Вера Петровна выздоровела в Киеве. Мои дамы завели себе туалеты и мечтали о белых платьях и еще о чем-то; Рева начал отчаянную полемику с «Киевлянином»; прошло всего несколько недель, — «Киевский Телеграф» обратил на себя внимание общей прессы; нам стало казаться, что мы уже гремим; фотографы бесплатно снимали нас и торговали нашими изображениями; как вдруг в редакцию явился Иванов, посол добровольного и влиятельного местного агента Третьего Отделения Юзефовича. Глубокий старик, убежденнейший негодяй, ни в чем не уступавший своему патрону.
— Вы от Китовраса? — спросил его Рева.
Китоврасом прозывали Юзефовича.
— Я от себя. Но и почтеннейший гражданин, столь дерзко именуемый вами, заинтересован… да!
— А вы знаете, о ком речь?
— Я хочу знать только редактора, с вами же не разговариваю.
— Вот наш редактор, — указал на меня Рева.

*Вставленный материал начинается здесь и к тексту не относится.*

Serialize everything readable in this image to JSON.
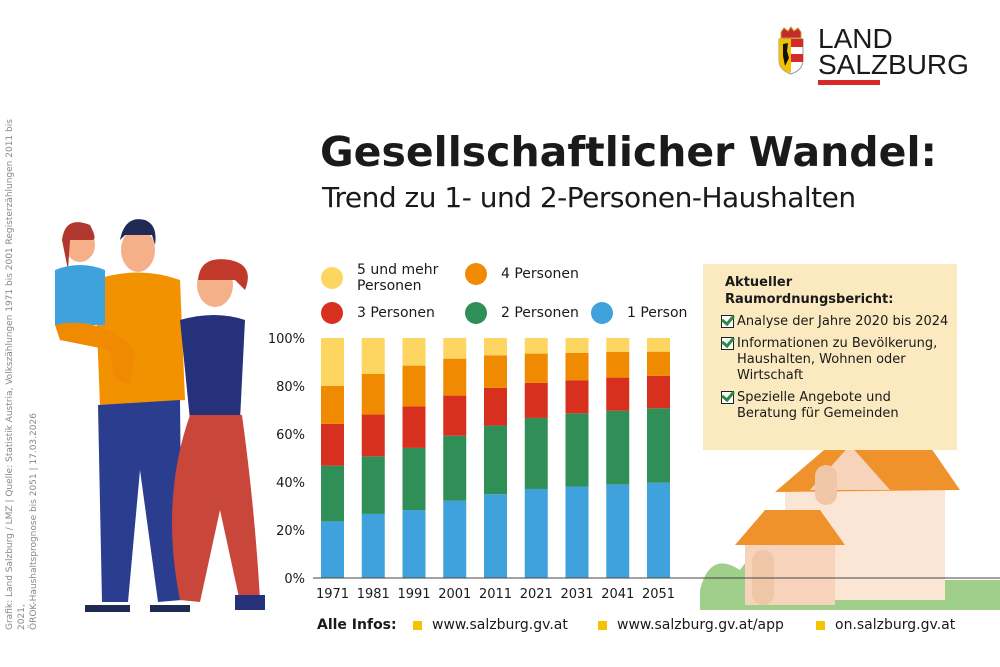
{
  "logo": {
    "line1": "LAND",
    "line2": "SALZBURG"
  },
  "title": "Gesellschaftlicher Wandel:",
  "subtitle": "Trend zu 1- und 2-Personen-Haushalten",
  "source_line1": "Grafik: Land Salzburg / LMZ  |  Quelle: Statistik Austria, Volkszählungen 1971 bis 2001 Registerzählungen 2011 bis 2021,",
  "source_line2": "ÖROK-Haushaltsprognose bis 2051  |  17.03.2026",
  "infobox": {
    "heading": "Aktueller Raumordnungsbericht:",
    "items": [
      "Analyse der Jahre 2020 bis 2024",
      "Informationen zu Bevölkerung, Haushalten, Wohnen oder Wirtschaft",
      "Spezielle Angebote und Beratung für Gemeinden"
    ]
  },
  "footer": {
    "label": "Alle Infos:",
    "links": [
      "www.salzburg.gv.at",
      "www.salzburg.gv.at/app",
      "on.salzburg.gv.at"
    ]
  },
  "chart_data": {
    "type": "bar",
    "stacked": true,
    "categories": [
      "1971",
      "1981",
      "1991",
      "2001",
      "2011",
      "2021",
      "2031",
      "2041",
      "2051"
    ],
    "ylim": [
      0,
      100
    ],
    "yticks": [
      "0%",
      "20%",
      "40%",
      "60%",
      "80%",
      "100%"
    ],
    "legend": [
      "5 und mehr Personen",
      "4 Personen",
      "3 Personen",
      "2 Personen",
      "1 Person"
    ],
    "series": [
      {
        "name": "1 Person",
        "color": "#3fa2dc",
        "values": [
          23.6,
          26.7,
          28.3,
          32.2,
          34.9,
          37.1,
          38.1,
          39.0,
          39.7
        ]
      },
      {
        "name": "2 Personen",
        "color": "#2f8f57",
        "values": [
          23.2,
          24.0,
          25.9,
          27.1,
          28.6,
          29.6,
          30.5,
          30.7,
          31.0
        ]
      },
      {
        "name": "3 Personen",
        "color": "#d7301f",
        "values": [
          17.4,
          17.4,
          17.3,
          16.7,
          15.7,
          14.6,
          13.8,
          13.8,
          13.5
        ]
      },
      {
        "name": "4 Personen",
        "color": "#f08a00",
        "values": [
          15.9,
          16.9,
          17.0,
          15.4,
          13.6,
          12.2,
          11.4,
          10.7,
          10.1
        ]
      },
      {
        "name": "5 und mehr Personen",
        "color": "#fdd561",
        "values": [
          19.9,
          15.0,
          11.5,
          8.6,
          7.2,
          6.5,
          6.2,
          5.8,
          5.7
        ]
      }
    ]
  }
}
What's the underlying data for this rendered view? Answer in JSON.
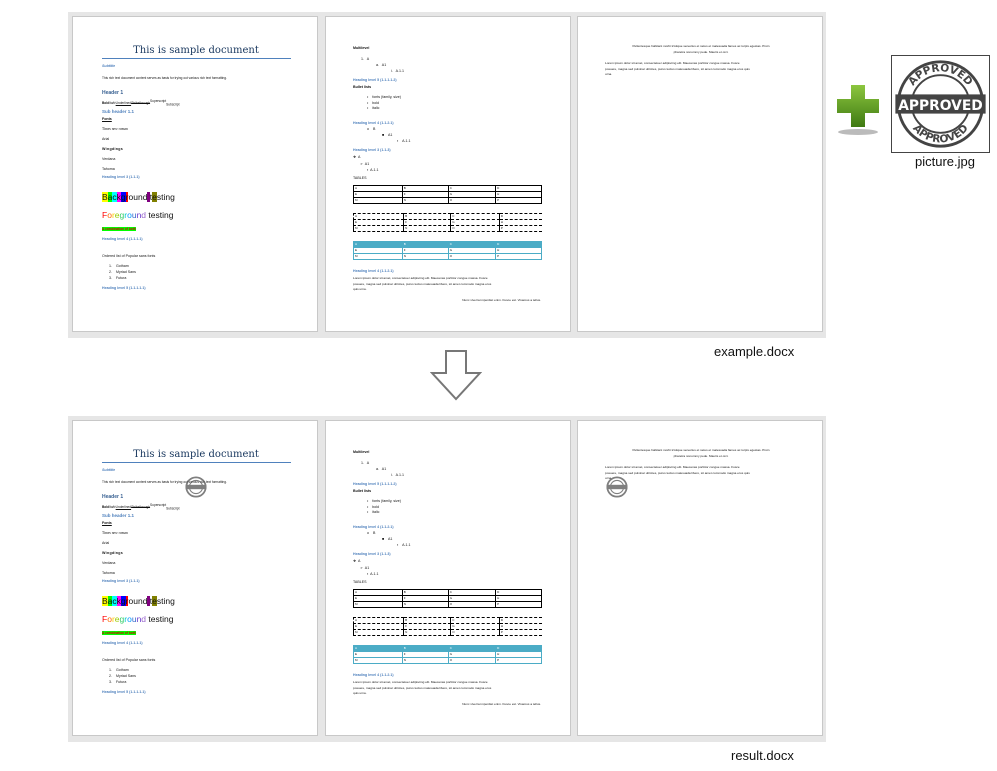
{
  "document": {
    "page1": {
      "title": "This is sample document",
      "subtitle": "Subtitle",
      "intro": "This rich text document content serves as basis for trying out various rich text formatting.",
      "header1": "Header 1",
      "formatting": [
        "Bold",
        "Italic",
        "Underlined",
        "Strikethrough",
        "Superscript",
        "Subscript"
      ],
      "subheader": "Sub header 1.1",
      "fonts_label": "Fonts",
      "fonts": [
        "Times new roman",
        "Arial",
        "Wingdings",
        "Verdana",
        "Tahoma"
      ],
      "heading3": "Heading level 3 (1.1.1)",
      "background_text": "Background testing",
      "foreground_text": "Foreground testing",
      "combination_text": "A combination of both",
      "heading4": "Heading level 4 (1.1.1.1)",
      "list_intro": "Ordered list of Popular sans fonts",
      "list_items": [
        "Gotham",
        "Myriad Sans",
        "Futura"
      ],
      "heading5": "Heading level 5 (1.1.1.1.1)"
    },
    "page2": {
      "multilevel": "Multilevel",
      "multilevel_items": [
        [
          "1.",
          "A"
        ],
        [
          "a.",
          "A1"
        ],
        [
          "i.",
          "A.1.1"
        ]
      ],
      "heading5": "Heading level 5 (1.1.1.1.2)",
      "bullet_label": "Bullet lists",
      "bullets": [
        "fonts (family, size)",
        "bold",
        "italic"
      ],
      "heading4": "Heading level 4 (1.1.2.1)",
      "nested1": [
        [
          "o",
          "B"
        ],
        [
          "■",
          "A1"
        ],
        [
          "▪",
          "A.1.1"
        ]
      ],
      "heading3": "Heading level 3 (1.1.3)",
      "nested2": [
        [
          "❖",
          "A"
        ],
        [
          "➢",
          "A1"
        ],
        [
          "▪",
          "A.1.1"
        ]
      ],
      "tables_label": "TABLES",
      "table_rows": [
        [
          "A",
          "B",
          "C",
          "D"
        ],
        [
          "E",
          "F",
          "G",
          "H"
        ],
        [
          "M",
          "N",
          "O",
          "P"
        ]
      ],
      "heading4b": "Heading level 4 (1.1.2.1)",
      "lorem": [
        "Lorem ipsum dolor sit amet, consectetuer adipiscing elit. Maecenas porttitor congue massa. Fusce",
        "posuere, magna sed pulvinar ultricies, purus lectus malesuada libero, sit amet commodo magna eros",
        "quis urna."
      ],
      "closing": "Nunc viverra imperdiet enim. Fusce est. Vivamus a tellus."
    },
    "page3": {
      "centered": [
        "Pellentesque habitant morbi tristique senectus et netus et malesuada fames ac turpis egestas. Proin",
        "pharetra nonummy pede. Mauris et orci."
      ],
      "lorem": [
        "Lorem ipsum dolor sit amet, consectetuer adipiscing elit. Maecenas porttitor congue massa. Fusce",
        "posuere, magna sed pulvinar ultricies, purus lectus malesuada libero, sit amet commodo magna eros quis",
        "urna."
      ]
    }
  },
  "labels": {
    "source": "example.docx",
    "result": "result.docx",
    "picture": "picture.jpg"
  },
  "stamp_text": "APPROVED",
  "icons": {
    "plus": "plus-icon",
    "arrow": "arrow-down-icon"
  },
  "colors": {
    "heading": "#4f81bd",
    "title": "#17365d",
    "table_accent": "#4bacc6",
    "plus": "#5e9a1c"
  }
}
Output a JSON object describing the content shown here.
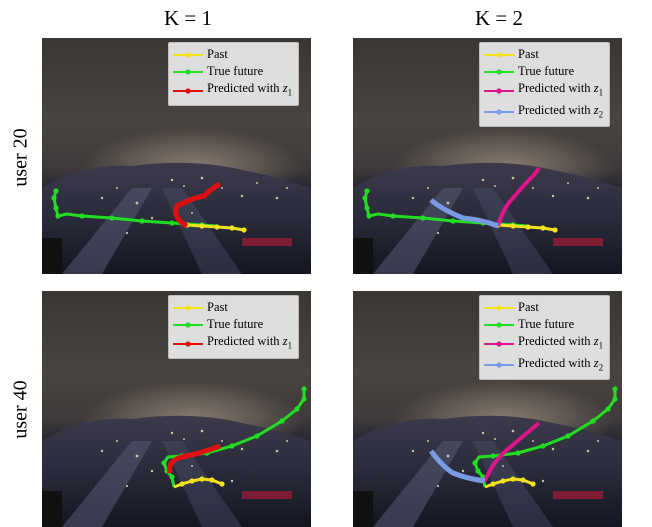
{
  "columns": [
    {
      "title": "K = 1"
    },
    {
      "title": "K = 2"
    }
  ],
  "rows": [
    {
      "label": "user 20"
    },
    {
      "label": "user 40"
    }
  ],
  "legend": {
    "past": "Past",
    "true_future": "True future",
    "predicted_prefix": "Predicted with ",
    "z_symbol": "z",
    "z1_subscript": "1",
    "z2_subscript": "2"
  },
  "colors": {
    "past": "#f2e21c",
    "true_future": "#22dd22",
    "pred_k1": "#e01010",
    "pred_z1": "#e0148c",
    "pred_z2": "#7a9ae6"
  }
}
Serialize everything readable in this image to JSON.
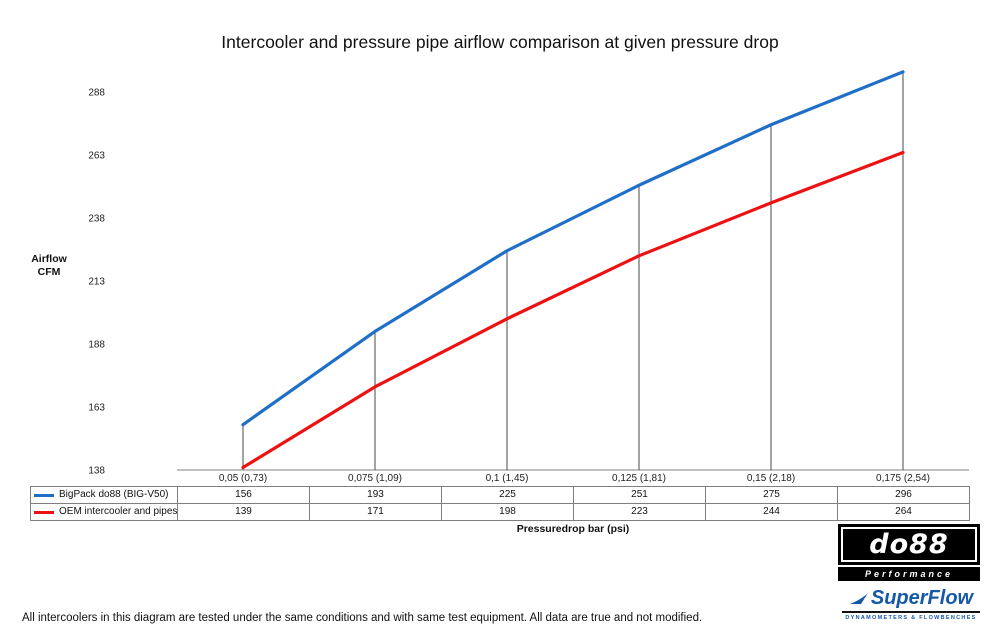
{
  "title": "Intercooler and pressure pipe airflow comparison at given pressure drop",
  "chart_data": {
    "type": "line",
    "categories": [
      "0,05 (0,73)",
      "0,075 (1,09)",
      "0,1 (1,45)",
      "0,125 (1,81)",
      "0,15 (2,18)",
      "0,175 (2,54)"
    ],
    "series": [
      {
        "name": "BigPack do88 (BIG-V50)",
        "color": "#1f6fc8",
        "values": [
          156,
          193,
          225,
          251,
          275,
          296
        ]
      },
      {
        "name": "OEM intercooler and pipes",
        "color": "#ee1111",
        "values": [
          139,
          171,
          198,
          223,
          244,
          264
        ]
      }
    ],
    "title": "Intercooler and pressure pipe airflow comparison at given pressure drop",
    "xlabel": "Pressuredrop bar (psi)",
    "ylabel_lines": [
      "Airflow",
      "CFM"
    ],
    "y_ticks": [
      138,
      163,
      188,
      213,
      238,
      263,
      288
    ],
    "ylim": [
      138,
      297
    ],
    "grid": "off",
    "drop_lines": true,
    "legend_position": "data-table-left"
  },
  "footnote": "All intercoolers in this diagram are tested under the same conditions and with same test equipment. All data are true and not modified.",
  "logos": {
    "do88": {
      "text": "do88",
      "subtext": "Performance"
    },
    "superflow": {
      "text": "SuperFlow",
      "subtext": "DYNAMOMETERS & FLOWBENCHES"
    }
  }
}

Иванов критически посмотрел на меня.
— Профессор Гогоцкий, мой друг, — начал Иванов, — жалуется, что газета, издаваемая его супругой, вредит его доброму имени, и я пришел к вам с требованием изменить с завтрашнего же дня направление «Киевского Телеграфа» и с предложением напечатать в ближайшем номере сию мою статью.
Я встал и сказал:
— Направление «Киевского Телеграфа» не может быть изменено. Зная же вас, господин Иванов, как деятеля, враждебного свободе, мы «сию вашу статью» не напечатаем.